Here is a real-world example showing how to split execution into parallel tasks and join them back together.
graph TD
Start([Start]) --> Split{Split}
Split -->|Source 1| T1[FetchSourceTask 1]
Split -->|Source 2| T2[FetchSourceTask 2]
Split -->|Source 3| T3[FetchSourceTask 3]
T1 --> Join{Join All}
T2 --> Join
T3 --> Join
Join --> Aggregate[AggregateTask]
Aggregate --> Complete([Complete])
use cano::prelude::*;
use std::time::Duration;
#[derive(Debug, Clone, PartialEq, Eq, Hash)]
enum FlowState {
Start,
Aggregate,
Complete,
}
// A task that simulates fetching a numeric value from a source.
#[derive(Clone)]
struct FetchSourceTask {
source_id: u32,
}
#[task(state = FlowState)]
impl FetchSourceTask {
async fn run(&self, res: &Resources) -> Result<TaskResult<FlowState>, CanoError> {
// Look up the shared store from the workflow's resources.
let store = res.get::<MemoryStore, _>("store")?;
// Simulate async work.
tokio::time::sleep(Duration::from_millis(100)).await;
// Each source contributes a value; downstream aggregation will sum them.

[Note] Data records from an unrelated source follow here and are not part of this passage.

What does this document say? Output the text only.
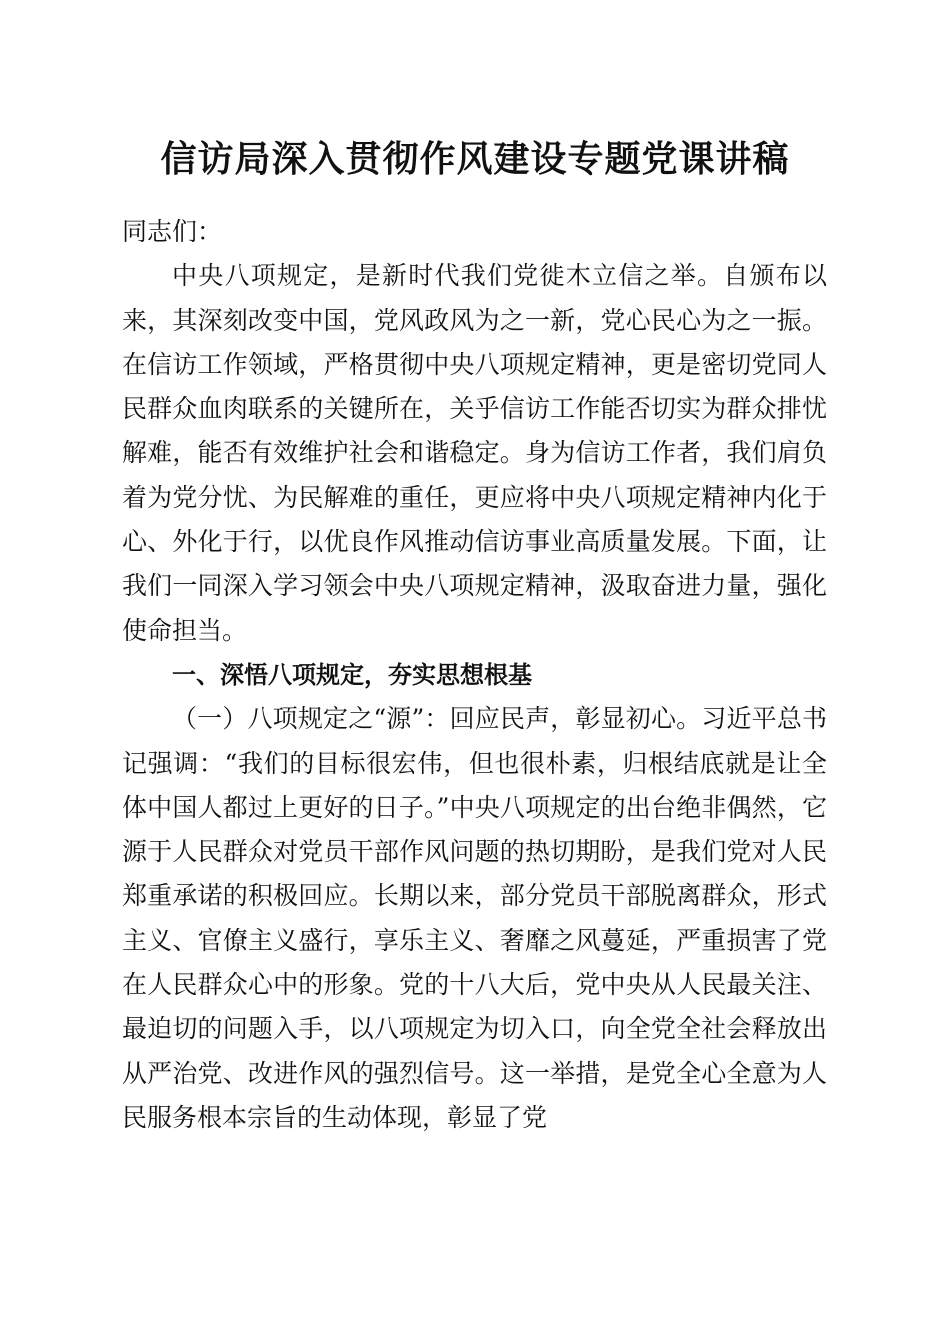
信访局深入贯彻作风建设专题党课讲稿

同志们：

中央八项规定，是新时代我们党徙木立信之举。自颁布以来，其深刻改变中国，党风政风为之一新，党心民心为之一振。在信访工作领域，严格贯彻中央八项规定精神，更是密切党同人民群众血肉联系的关键所在，关乎信访工作能否切实为群众排忧解难，能否有效维护社会和谐稳定。身为信访工作者，我们肩负着为党分忧、为民解难的重任，更应将中央八项规定精神内化于心、外化于行，以优良作风推动信访事业高质量发展。下面，让我们一同深入学习领会中央八项规定精神，汲取奋进力量，强化使命担当。

一、深悟八项规定，夯实思想根基

（一）八项规定之“源”：回应民声，彰显初心。习近平总书记强调：“我们的目标很宏伟，但也很朴素，归根结底就是让全体中国人都过上更好的日子。”中央八项规定的出台绝非偶然，它源于人民群众对党员干部作风问题的热切期盼，是我们党对人民郑重承诺的积极回应。长期以来，部分党员干部脱离群众，形式主义、官僚主义盛行，享乐主义、奢靡之风蔓延，严重损害了党在人民群众心中的形象。党的十八大后，党中央从人民最关注、最迫切的问题入手，以八项规定为切入口，向全党全社会释放出从严治党、改进作风的强烈信号。这一举措，是党全心全意为人民服务根本宗旨的生动体现，彰显了党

let value: u64 = (self.source_id as u64) * 10;
let key = format!("source_{}", self.source_id);
store.put(&key, value)?;
Ok(TaskResult::Single(FlowState::Aggregate))
}
}
// Runs after the split: reads each per-source value back out and sums them.
struct AggregateTask {
source_ids: Vec<u32>,
}
#[task(state = FlowState)]
impl AggregateTask {
async fn run(&self, res: &Resources) -> Result<TaskResult<FlowState>, CanoError> {
let store = res.get::<MemoryStore, _>("store")?;
let mut total: u64 = 0;
for id in &self.source_ids {
let value: u64 = store.get(&format!("source_{}", id))?;
total += value;
}
store.put("total", total)?;
println!("Aggregated total: {total}");
Ok(TaskResult::Single(FlowState::Complete))
}
}
#[tokio::main]
async fn main() -> Result<(), CanoError> {
// 1. Register shared resources (the store is one resource among many).
let resources = Resources::new().insert("store", MemoryStore::new());
// 2. Define parallel tasks.
let source_ids = vec![1, 2, 3];
let sources: Vec<FetchSourceTask> = source_ids
.iter()
.map(|&source_id| FetchSourceTask { source_id })
.collect();
// 3. Configure the join strategy.
// Wait for ALL fetches to succeed, then transition to Aggregate.
let join_config = JoinConfig::new(JoinStrategy::All, FlowState::Aggregate)
.with_timeout(Duration::from_secs(5));
// 4. Build the workflow: Start -> Split fetches -> Aggregate -> Complete.
let workflow = Workflow::new(resources)
.register_split(FlowState::Start, sources, join_config)
.register(FlowState::Aggregate, AggregateTask { source_ids })
.add_exit_state(FlowState::Complete);
// 5. Run.
let result = workflow.orchestrate(FlowState::Start, CancellationToken::disabled()).await?;
println!("Workflow finished: {:?}", result);
Ok(())
}For complete documentation, examples, and guides, please visit our website:
π https://nassor.github.io/cano/
You can also find:
- API Documentation on docs.rs
- Examples Directory in the repository
Contributions are welcome! Please feel free to submit a Pull Request.
The primary developer of this repository uses AI coding assistants while working on Cano. At the time of writing, the assistants in regular use are:
- Claude Code (Anthropic API), and
- Qwen and DeepSeek models running locally.
All AI-assisted output is reviewed, edited, tested, and submitted by a human developer who is fully responsible for the resulting code. AI tools are treated as accelerators, not authors. See AI_USAGE_POLICY.md for the full policy that contributors are expected to follow when using AI assistants on this project.
Licensed under either of
- Apache License, Version 2.0 (LICENSE-APACHE or http://www.apache.org/licenses/LICENSE-2.0)
- MIT license (LICENSE-MIT or http://opensource.org/licenses/MIT)
at your option.
Unless you explicitly state otherwise, any contribution intentionally submitted for inclusion in the work by you, as defined in the Apache-2.0 license, shall be dual licensed as above, without any additional terms or conditions.